WatershedsConservation actions include practices that promote soil health, reduce erosion, and lessen nutrient runoff, such as cover crops, reduced tillage, and nutrient management; waste management systems that treat agricultural waste and livestock manure; and wetland restoration that increases wildlife habitat, mitigates flooding, and improves water quality. These practices not only benefit natural resources, but enhance agricultural productivity and profitability by improving soil health and optimizing the use of agricultural inputs.

“Watershed studies have shown that targeting conservation on vulnerable acres leads to greater water quality improvements,” said Terry Cosby, NRCS State Conservationist in Ohio. “This latest investment focuses on small watersheds where we have opportunities to work with partners and farmers to accelerate conservation efforts and deliver real results for communities downstream.”

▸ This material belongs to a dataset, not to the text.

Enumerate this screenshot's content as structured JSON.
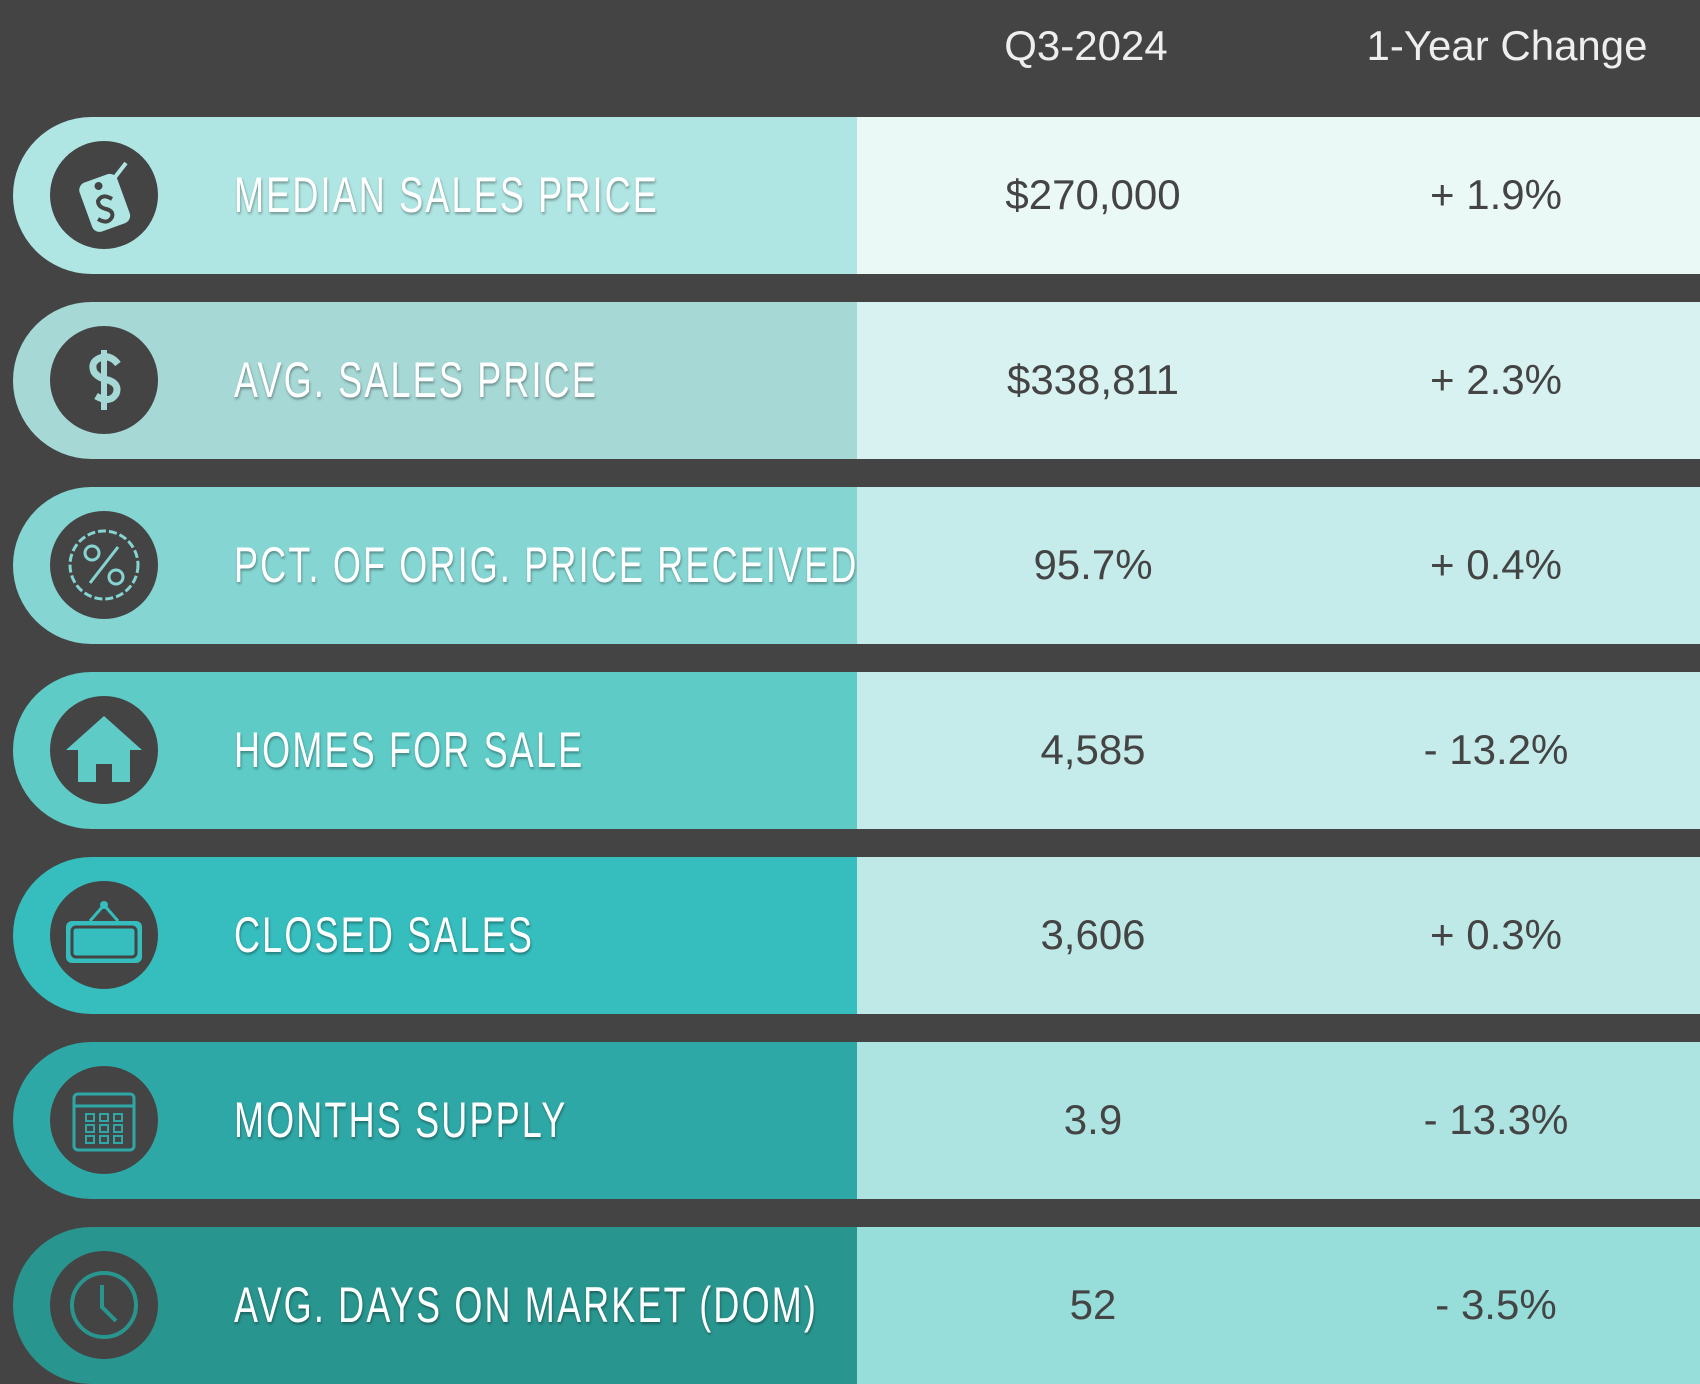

NRCS works closely with conservation partners and State water quality agencies to select watersheds where on farm conservation can deliver the greatest benefits for clean water. Ohio has selected the following three watersheds where on-farm conservation investments have the best chance to address resource concerns and improve water quality.

• Brandywine Creek-Broken Sword Creek Watershed (Crawford County)

• Fivemile Creek-East Fork Little Miami River Watershed (Clermont and Brown Counties)

•  East Branch South Fork Sugar Creek Watershed (Tuscarawas and Holmes Counties)

The NWQI application deadline is February 16, 2018.